Quick Reference Table

ConceptBest Examples
Inductive signalingNeural plate formation, regionalization
Cell shape change (apical constriction)Neural plate folding, neural fold elevation
Cell adhesion switchingNeural fold fusion, neural crest EMT
Morphogen gradientsRegionalization (Shh, BMPs, Hox genes)
Epithelial-to-mesenchymal transitionNeural crest cell migration
Primary vs. secondary morphogenesisNeural tube closure vs. secondary neurulation
Clinical correlatesNeural tube defects (anencephaly, spina bifida)
Stem cell behaviorCentral canal formation, neuroepithelial differentiation

Self-Check Questions

  1. Which two steps of neurulation both depend on the formation of hinge points, and what cellular mechanism drives bending at these sites?

  2. Compare and contrast primary and secondary neurulation—where in the embryo does each occur, and what is the key morphogenetic difference between them?

  3. If an embryo has a mutation that prevents N-cadherin expression, which step of neurulation would most likely fail, and why?

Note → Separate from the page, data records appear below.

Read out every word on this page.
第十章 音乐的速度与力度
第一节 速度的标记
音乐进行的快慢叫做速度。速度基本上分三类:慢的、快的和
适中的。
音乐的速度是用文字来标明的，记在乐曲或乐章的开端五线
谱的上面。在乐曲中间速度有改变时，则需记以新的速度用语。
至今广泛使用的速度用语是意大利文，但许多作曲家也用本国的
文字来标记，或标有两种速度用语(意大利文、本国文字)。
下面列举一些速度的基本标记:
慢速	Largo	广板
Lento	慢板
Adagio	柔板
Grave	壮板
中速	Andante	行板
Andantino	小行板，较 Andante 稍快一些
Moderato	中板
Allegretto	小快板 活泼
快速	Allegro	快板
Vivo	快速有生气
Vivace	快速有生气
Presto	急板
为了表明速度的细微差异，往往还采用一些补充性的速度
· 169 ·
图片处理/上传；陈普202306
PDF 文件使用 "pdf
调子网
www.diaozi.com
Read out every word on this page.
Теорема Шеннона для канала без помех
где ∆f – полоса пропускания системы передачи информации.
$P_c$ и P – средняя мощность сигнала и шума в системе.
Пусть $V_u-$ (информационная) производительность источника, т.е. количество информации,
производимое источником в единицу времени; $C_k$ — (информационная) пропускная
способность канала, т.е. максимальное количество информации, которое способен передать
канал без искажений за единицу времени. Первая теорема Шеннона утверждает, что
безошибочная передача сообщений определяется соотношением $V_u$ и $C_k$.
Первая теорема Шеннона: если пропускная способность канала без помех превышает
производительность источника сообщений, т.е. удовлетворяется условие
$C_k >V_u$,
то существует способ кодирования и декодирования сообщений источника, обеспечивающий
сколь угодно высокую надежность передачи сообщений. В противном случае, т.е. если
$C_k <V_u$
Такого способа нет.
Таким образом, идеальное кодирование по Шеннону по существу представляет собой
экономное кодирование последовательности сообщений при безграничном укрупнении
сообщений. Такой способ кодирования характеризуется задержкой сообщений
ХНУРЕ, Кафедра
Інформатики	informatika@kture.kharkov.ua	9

  4. Neural crest cells and neural tube cells both derive from ectoderm. What process allows neural crest cells to migrate while neural tube cells remain in place, and what molecular changes characterize this transition?

  5. An FRQ asks you to explain how a single signaling molecule (Shh) contributes to multiple aspects of neural tube development. Which steps would you discuss, and what role does Shh play in each?